IN THE COURT OF APPEALS OF THE STATE OF IDAHO
Docket No. 43995
STATE OF IDAHO, ) 2016 Unpublished Opinion No. 781
)
Plaintiff-Respondent, ) Filed: November 18, 2016
)
v. ) Stephen W. Kenyon, Clerk
)
RYAN G. VATTES, ) THIS IS AN UNPUBLISHED
) OPINION AND SHALL NOT
Defendant-Appellant. ) BE CITED AS AUTHORITY
)
Appeal from the District Court of the Fourth Judicial District, State of Idaho, Ada
County. Hon. Jason D. Scott, District Judge.
Judgment of conviction and unified sentence of ten years, with a minimum period
of confinement of five years, for conspiracy to deliver a controlled substance,
with a second or subsequent offense enhancement affirmed; order denying Idaho
Criminal Rule 35 motion for reduction of sentence, affirmed.
Eric D. Fredericksen, Interim State Appellate Public Defender; Reed P. Anderson,
Deputy Appellate Public Defender, Boise, for appellant.
Hon. Lawrence G. Wasden, Attorney General; Lori A. Fleming, Deputy Attorney
General, Boise, for respondent.
________________________________________________
Before GUTIERREZ, Judge; GRATTON, Judge;
and HUSKEY, Judge
________________________________________________
PER CURIAM
Ryan G. Vattes pled guilty to conspiracy to deliver a controlled substance, with a second
or subsequent offense enhancement, Idaho Code §§ 37-2732(a), 18-1701. The district court
imposed a unified sentence of ten years, with a minimum period of confinement of five years.
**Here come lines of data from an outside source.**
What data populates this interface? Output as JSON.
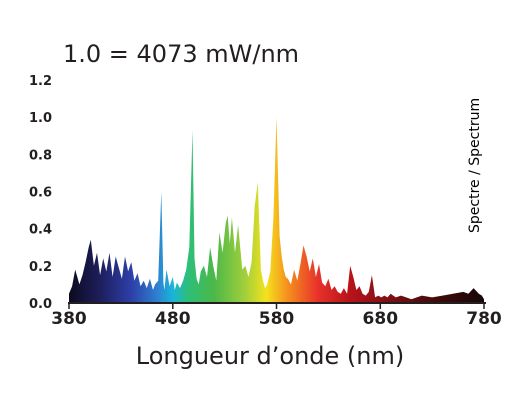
{
  "chart_data": {
    "type": "area",
    "title": "1.0 = 4073 mW/nm",
    "xlabel": "Longueur d’onde (nm)",
    "ylabel": "",
    "side_label": "Spectre / Spectrum",
    "xlim": [
      380,
      780
    ],
    "ylim": [
      0,
      1.2
    ],
    "xticks": [
      380,
      480,
      580,
      680,
      780
    ],
    "yticks": [
      "0.0",
      "0.2",
      "0.4",
      "0.6",
      "0.8",
      "1.0",
      "1.2"
    ],
    "grid": false,
    "fill": "wavelength-color gradient",
    "gradient_stops": [
      {
        "nm": 380,
        "color": "#0b0b20"
      },
      {
        "nm": 410,
        "color": "#1e1e5c"
      },
      {
        "nm": 440,
        "color": "#2d3fa8"
      },
      {
        "nm": 465,
        "color": "#2f7fd0"
      },
      {
        "nm": 480,
        "color": "#19b5d8"
      },
      {
        "nm": 495,
        "color": "#2dbf78"
      },
      {
        "nm": 520,
        "color": "#4cb848"
      },
      {
        "nm": 550,
        "color": "#a3cf3c"
      },
      {
        "nm": 570,
        "color": "#f4e21d"
      },
      {
        "nm": 590,
        "color": "#f5921e"
      },
      {
        "nm": 620,
        "color": "#e8312a"
      },
      {
        "nm": 650,
        "color": "#b8141a"
      },
      {
        "nm": 700,
        "color": "#6d0f10"
      },
      {
        "nm": 740,
        "color": "#3a0a0a"
      },
      {
        "nm": 780,
        "color": "#180808"
      }
    ],
    "x": [
      380,
      383,
      386,
      390,
      393,
      396,
      399,
      401,
      404,
      407,
      410,
      413,
      416,
      419,
      422,
      425,
      428,
      431,
      434,
      437,
      440,
      443,
      446,
      449,
      452,
      455,
      458,
      461,
      463,
      466,
      469,
      471,
      472,
      474,
      477,
      480,
      482,
      484,
      487,
      490,
      493,
      496,
      499,
      501,
      503,
      505,
      507,
      510,
      513,
      516,
      519,
      522,
      525,
      528,
      531,
      533,
      535,
      537,
      540,
      543,
      545,
      547,
      550,
      553,
      556,
      559,
      562,
      565,
      567,
      569,
      571,
      574,
      577,
      580,
      583,
      585,
      587,
      589,
      591,
      594,
      597,
      600,
      603,
      606,
      609,
      612,
      615,
      618,
      621,
      624,
      627,
      630,
      633,
      636,
      639,
      642,
      645,
      648,
      651,
      654,
      657,
      660,
      663,
      666,
      669,
      672,
      675,
      678,
      681,
      684,
      687,
      690,
      695,
      700,
      705,
      710,
      720,
      730,
      740,
      750,
      760,
      765,
      770,
      775,
      778,
      780
    ],
    "values": [
      0.05,
      0.09,
      0.18,
      0.1,
      0.15,
      0.22,
      0.3,
      0.34,
      0.2,
      0.27,
      0.15,
      0.24,
      0.17,
      0.27,
      0.14,
      0.25,
      0.19,
      0.13,
      0.25,
      0.17,
      0.22,
      0.12,
      0.16,
      0.09,
      0.12,
      0.08,
      0.13,
      0.07,
      0.1,
      0.12,
      0.6,
      0.11,
      0.07,
      0.18,
      0.09,
      0.14,
      0.07,
      0.11,
      0.08,
      0.12,
      0.18,
      0.3,
      0.93,
      0.24,
      0.13,
      0.1,
      0.17,
      0.2,
      0.14,
      0.3,
      0.2,
      0.12,
      0.38,
      0.27,
      0.43,
      0.47,
      0.32,
      0.46,
      0.27,
      0.42,
      0.3,
      0.18,
      0.2,
      0.14,
      0.22,
      0.52,
      0.65,
      0.18,
      0.12,
      0.08,
      0.1,
      0.17,
      0.46,
      1.0,
      0.36,
      0.25,
      0.18,
      0.14,
      0.13,
      0.1,
      0.18,
      0.12,
      0.21,
      0.31,
      0.25,
      0.17,
      0.24,
      0.14,
      0.21,
      0.11,
      0.09,
      0.13,
      0.07,
      0.09,
      0.06,
      0.05,
      0.08,
      0.05,
      0.2,
      0.14,
      0.07,
      0.09,
      0.05,
      0.04,
      0.06,
      0.15,
      0.03,
      0.04,
      0.03,
      0.04,
      0.03,
      0.05,
      0.03,
      0.04,
      0.03,
      0.02,
      0.04,
      0.03,
      0.04,
      0.05,
      0.06,
      0.05,
      0.08,
      0.05,
      0.04,
      0.02
    ]
  }
}
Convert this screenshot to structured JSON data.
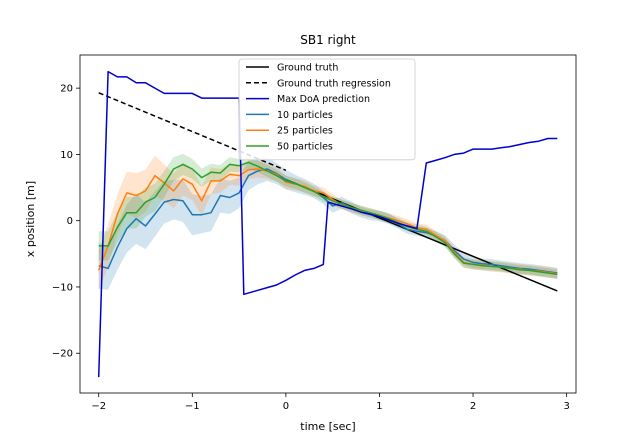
{
  "chart_data": {
    "type": "line",
    "title": "SB1 right",
    "xlabel": "time [sec]",
    "ylabel": "x position [m]",
    "xlim": [
      -2.2,
      3.1
    ],
    "ylim": [
      -26,
      25
    ],
    "xticks": [
      -2,
      -1,
      0,
      1,
      2,
      3
    ],
    "yticks": [
      -20,
      -10,
      0,
      10,
      20
    ],
    "xtick_labels": [
      "−2",
      "−1",
      "0",
      "1",
      "2",
      "3"
    ],
    "ytick_labels": [
      "−20",
      "−10",
      "0",
      "10",
      "20"
    ],
    "legend_position": "upper-center",
    "series": [
      {
        "name": "Ground truth",
        "color": "#000000",
        "style": "solid",
        "x": [
          0.0,
          2.9
        ],
        "y": [
          6.2,
          -10.6
        ]
      },
      {
        "name": "Ground truth regression",
        "color": "#000000",
        "style": "dashed",
        "x": [
          -2.0,
          0.0
        ],
        "y": [
          19.3,
          7.6
        ]
      },
      {
        "name": "Max DoA prediction",
        "color": "#0000cc",
        "style": "solid",
        "x": [
          -2.0,
          -1.9,
          -1.8,
          -1.7,
          -1.6,
          -1.5,
          -1.4,
          -1.3,
          -1.2,
          -1.1,
          -1.0,
          -0.9,
          -0.8,
          -0.7,
          -0.6,
          -0.5,
          -0.45,
          -0.3,
          -0.2,
          -0.1,
          0.0,
          0.1,
          0.2,
          0.3,
          0.4,
          0.45,
          0.5,
          0.6,
          0.7,
          0.8,
          0.9,
          1.0,
          1.1,
          1.2,
          1.3,
          1.4,
          1.5,
          1.6,
          1.7,
          1.8,
          1.9,
          2.0,
          2.1,
          2.2,
          2.3,
          2.4,
          2.5,
          2.6,
          2.7,
          2.8,
          2.9
        ],
        "y": [
          -23.6,
          22.5,
          21.7,
          21.7,
          20.8,
          20.8,
          20.0,
          19.2,
          19.2,
          19.2,
          19.2,
          18.5,
          18.5,
          18.5,
          18.5,
          18.5,
          -11.1,
          -10.5,
          -10.1,
          -9.7,
          -9.0,
          -8.2,
          -7.5,
          -7.2,
          -6.6,
          2.8,
          2.6,
          2.2,
          1.8,
          1.3,
          1.0,
          0.6,
          0.1,
          -0.4,
          -0.8,
          -1.2,
          8.7,
          9.1,
          9.5,
          10.0,
          10.2,
          10.8,
          10.8,
          10.8,
          11.0,
          11.2,
          11.5,
          11.8,
          12.0,
          12.4,
          12.4
        ]
      },
      {
        "name": "10 particles",
        "color": "#1f77b4",
        "style": "solid",
        "x": [
          -2.0,
          -1.9,
          -1.8,
          -1.7,
          -1.6,
          -1.5,
          -1.4,
          -1.3,
          -1.2,
          -1.1,
          -1.0,
          -0.9,
          -0.8,
          -0.7,
          -0.6,
          -0.5,
          -0.4,
          -0.3,
          -0.2,
          -0.1,
          0.0,
          0.1,
          0.2,
          0.3,
          0.4,
          0.5,
          0.6,
          0.7,
          0.8,
          0.9,
          1.0,
          1.1,
          1.2,
          1.3,
          1.4,
          1.5,
          1.6,
          1.7,
          1.8,
          1.9,
          2.0,
          2.1,
          2.2,
          2.3,
          2.4,
          2.5,
          2.6,
          2.7,
          2.8,
          2.9
        ],
        "y": [
          -6.8,
          -7.2,
          -4.0,
          -1.2,
          0.3,
          -0.8,
          1.0,
          2.8,
          3.2,
          3.0,
          0.9,
          0.9,
          1.2,
          3.8,
          3.5,
          4.2,
          6.8,
          7.5,
          7.8,
          7.1,
          6.2,
          5.6,
          5.1,
          4.5,
          3.5,
          2.2,
          2.7,
          2.0,
          1.3,
          0.9,
          0.7,
          0.3,
          -0.5,
          -1.3,
          -1.6,
          -1.8,
          -2.3,
          -3.0,
          -4.5,
          -5.8,
          -6.3,
          -6.5,
          -6.6,
          -6.8,
          -7.0,
          -7.2,
          -7.3,
          -7.5,
          -7.7,
          -7.9
        ]
      },
      {
        "name": "25 particles",
        "color": "#ff7f0e",
        "style": "solid",
        "x": [
          -2.0,
          -1.9,
          -1.8,
          -1.7,
          -1.6,
          -1.5,
          -1.4,
          -1.3,
          -1.2,
          -1.1,
          -1.0,
          -0.9,
          -0.8,
          -0.7,
          -0.6,
          -0.5,
          -0.4,
          -0.3,
          -0.2,
          -0.1,
          0.0,
          0.1,
          0.2,
          0.3,
          0.4,
          0.5,
          0.6,
          0.7,
          0.8,
          0.9,
          1.0,
          1.1,
          1.2,
          1.3,
          1.4,
          1.5,
          1.6,
          1.7,
          1.8,
          1.9,
          2.0,
          2.1,
          2.2,
          2.3,
          2.4,
          2.5,
          2.6,
          2.7,
          2.8,
          2.9
        ],
        "y": [
          -7.5,
          -3.8,
          1.0,
          4.2,
          3.8,
          4.5,
          6.8,
          5.7,
          4.5,
          6.3,
          5.5,
          3.0,
          6.0,
          6.0,
          7.0,
          6.8,
          7.7,
          7.8,
          7.5,
          7.0,
          5.8,
          5.5,
          5.2,
          4.5,
          4.2,
          3.2,
          2.4,
          2.0,
          1.5,
          1.2,
          0.8,
          0.4,
          0.0,
          -0.5,
          -1.1,
          -1.3,
          -2.2,
          -3.0,
          -4.8,
          -6.3,
          -6.6,
          -6.7,
          -6.9,
          -7.0,
          -7.2,
          -7.3,
          -7.5,
          -7.6,
          -7.8,
          -8.0
        ]
      },
      {
        "name": "50 particles",
        "color": "#2ca02c",
        "style": "solid",
        "x": [
          -2.0,
          -1.9,
          -1.8,
          -1.7,
          -1.6,
          -1.5,
          -1.4,
          -1.3,
          -1.2,
          -1.1,
          -1.0,
          -0.9,
          -0.8,
          -0.7,
          -0.6,
          -0.5,
          -0.4,
          -0.3,
          -0.2,
          -0.1,
          0.0,
          0.1,
          0.2,
          0.3,
          0.4,
          0.5,
          0.6,
          0.7,
          0.8,
          0.9,
          1.0,
          1.1,
          1.2,
          1.3,
          1.4,
          1.5,
          1.6,
          1.7,
          1.8,
          1.9,
          2.0,
          2.1,
          2.2,
          2.3,
          2.4,
          2.5,
          2.6,
          2.7,
          2.8,
          2.9
        ],
        "y": [
          -3.8,
          -3.8,
          -1.0,
          1.2,
          1.2,
          2.8,
          3.5,
          5.5,
          7.8,
          8.5,
          7.8,
          6.5,
          7.3,
          7.2,
          8.5,
          8.3,
          8.8,
          8.2,
          7.5,
          6.8,
          6.0,
          5.6,
          5.0,
          4.4,
          3.6,
          3.0,
          2.5,
          2.0,
          1.6,
          1.2,
          0.8,
          0.3,
          -0.3,
          -0.9,
          -1.3,
          -1.6,
          -2.4,
          -3.3,
          -5.0,
          -6.4,
          -6.6,
          -6.8,
          -6.9,
          -7.0,
          -7.2,
          -7.4,
          -7.5,
          -7.7,
          -7.9,
          -8.1
        ]
      }
    ],
    "bands": [
      {
        "series": "10 particles",
        "color": "#1f77b4",
        "half_width": [
          3.5,
          3.2,
          3.4,
          3.6,
          3.8,
          3.5,
          3.4,
          3.2,
          3.0,
          3.2,
          3.1,
          2.8,
          2.8,
          2.6,
          2.5,
          2.3,
          2.2,
          2.0,
          1.8,
          1.6,
          1.5,
          1.3,
          1.2,
          1.1,
          1.0,
          1.0,
          0.9,
          0.9,
          0.8,
          0.8,
          0.8,
          0.8,
          0.7,
          0.7,
          0.7,
          0.7,
          0.7,
          0.8,
          0.9,
          0.9,
          0.9,
          0.8,
          0.8,
          0.8,
          0.8,
          0.8,
          0.8,
          0.8,
          0.8,
          0.8
        ]
      },
      {
        "series": "25 particles",
        "color": "#ff7f0e",
        "half_width": [
          3.0,
          3.2,
          3.0,
          3.2,
          3.4,
          3.2,
          3.0,
          2.8,
          2.6,
          2.5,
          2.4,
          2.2,
          2.0,
          1.8,
          1.6,
          1.5,
          1.4,
          1.3,
          1.2,
          1.1,
          1.0,
          0.9,
          0.9,
          0.8,
          0.8,
          0.8,
          0.7,
          0.7,
          0.7,
          0.7,
          0.7,
          0.7,
          0.7,
          0.7,
          0.7,
          0.7,
          0.7,
          0.7,
          0.8,
          0.8,
          0.8,
          0.8,
          0.8,
          0.8,
          0.8,
          0.8,
          0.8,
          0.8,
          0.8,
          0.8
        ]
      },
      {
        "series": "50 particles",
        "color": "#2ca02c",
        "half_width": [
          2.2,
          2.2,
          2.3,
          2.4,
          2.4,
          2.2,
          2.1,
          2.0,
          1.8,
          1.6,
          1.5,
          1.4,
          1.3,
          1.2,
          1.1,
          1.0,
          1.0,
          0.9,
          0.9,
          0.9,
          0.8,
          0.8,
          0.8,
          0.7,
          0.7,
          0.7,
          0.7,
          0.7,
          0.7,
          0.7,
          0.7,
          0.7,
          0.7,
          0.7,
          0.7,
          0.7,
          0.7,
          0.7,
          0.7,
          0.7,
          0.7,
          0.7,
          0.7,
          0.7,
          0.7,
          0.7,
          0.7,
          0.7,
          0.7,
          0.7
        ]
      }
    ]
  }
}
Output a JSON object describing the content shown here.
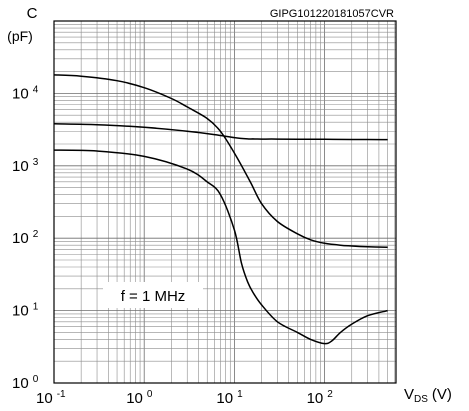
{
  "chart_data": {
    "type": "line",
    "figure_code": "GIPG101220181057CVR",
    "ylabel_symbol": "C",
    "ylabel_unit": "(pF)",
    "xlabel_symbol": "V",
    "xlabel_subscript": "DS",
    "xlabel_unit": "(V)",
    "annotation": "f = 1 MHz",
    "x_scale": "log",
    "y_scale": "log",
    "xlim": [
      0.1,
      600
    ],
    "ylim": [
      1,
      100000
    ],
    "grid": true,
    "x_ticks": [
      {
        "value": 0.1,
        "base": "10",
        "exp": "-1"
      },
      {
        "value": 1,
        "base": "10",
        "exp": "0"
      },
      {
        "value": 10,
        "base": "10",
        "exp": "1"
      },
      {
        "value": 100,
        "base": "10",
        "exp": "2"
      }
    ],
    "y_ticks": [
      {
        "value": 1,
        "base": "10",
        "exp": "0"
      },
      {
        "value": 10,
        "base": "10",
        "exp": "1"
      },
      {
        "value": 100,
        "base": "10",
        "exp": "2"
      },
      {
        "value": 1000,
        "base": "10",
        "exp": "3"
      },
      {
        "value": 10000,
        "base": "10",
        "exp": "4"
      }
    ],
    "series": [
      {
        "x": [
          0.1,
          0.2,
          0.5,
          1,
          2,
          3,
          5,
          7,
          10,
          15,
          20,
          30,
          50,
          70,
          100,
          150,
          200,
          300,
          500
        ],
        "y": [
          18000,
          17300,
          15000,
          12000,
          8500,
          6500,
          4500,
          3000,
          1500,
          600,
          300,
          170,
          115,
          95,
          85,
          80,
          78,
          76,
          75
        ]
      },
      {
        "x": [
          0.1,
          0.3,
          1,
          3,
          6,
          10,
          14,
          16,
          20,
          30,
          50,
          100,
          200,
          500
        ],
        "y": [
          3800,
          3700,
          3400,
          3000,
          2700,
          2450,
          2350,
          2350,
          2340,
          2340,
          2330,
          2320,
          2310,
          2300
        ]
      },
      {
        "x": [
          0.1,
          0.3,
          1,
          3,
          5,
          7,
          10,
          12,
          14,
          16,
          20,
          30,
          50,
          70,
          100,
          120,
          150,
          200,
          300,
          500
        ],
        "y": [
          1650,
          1600,
          1350,
          900,
          600,
          400,
          130,
          45,
          25,
          18,
          12,
          7,
          5,
          4,
          3.5,
          3.8,
          5,
          6.5,
          8.5,
          10
        ]
      }
    ]
  }
}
Vattes filed an Idaho Criminal Rule 35 motion, which the district court denied. Vattes appeals.
Sentencing is a matter for the trial court’s discretion. Both our standard of review and the
factors to be considered in evaluating the reasonableness of the sentence are well established.
1
See State v. Hernandez, 121 Idaho 114, 117-18, 822 P.2d 1011, 1014-15 (Ct. App. 1991); State
v. Lopez, 106 Idaho 447, 449-51, 680 P.2d 869, 871-73 (Ct. App. 1984); State v. Toohill, 103
Idaho 565, 568, 650 P.2d 707, 710 (Ct. App. 1982). When reviewing the length of a sentence,
we consider the defendant’s entire sentence. State v. Oliver, 144 Idaho 722, 726, 170 P.3d 387,
391 (2007). Applying these standards, and having reviewed the record in this case, we cannot
say that the district court abused its discretion.
Next, we review whether the district court erred in denying Vattes’s Rule 35 motion. A
motion for reduction of sentence under I.C.R. 35 is essentially a plea for leniency, addressed to
the sound discretion of the court. State v. Knighton, 143 Idaho 318, 319, 144 P.3d 23, 24 (2006);
State v. Allbee, 115 Idaho 845, 846, 771 P.2d 66, 67 (Ct. App. 1989). In presenting a Rule 35
motion, the defendant must show that the sentence is excessive in light of new or additional
information subsequently provided to the district court in support of the motion. State v.
Huffman, 144 Idaho 201, 203, 159 P.3d 838, 840 (2007). In conducting our review of the grant
or denial of a Rule 35 motion, we consider the entire record and apply the same criteria used for
determining the reasonableness of the original sentence. State v. Forde, 113 Idaho 21, 22, 740
P.2d 63, 64 (Ct. App. 1987); Lopez, 106 Idaho at 449-51, 680 P.2d at 871-73. Upon review of
the record, we conclude no abuse of discretion has been shown.
Therefore, Vattes’s judgment of conviction and sentence, and the district court’s order
denying Vattes’s Rule 35 motion, are affirmed.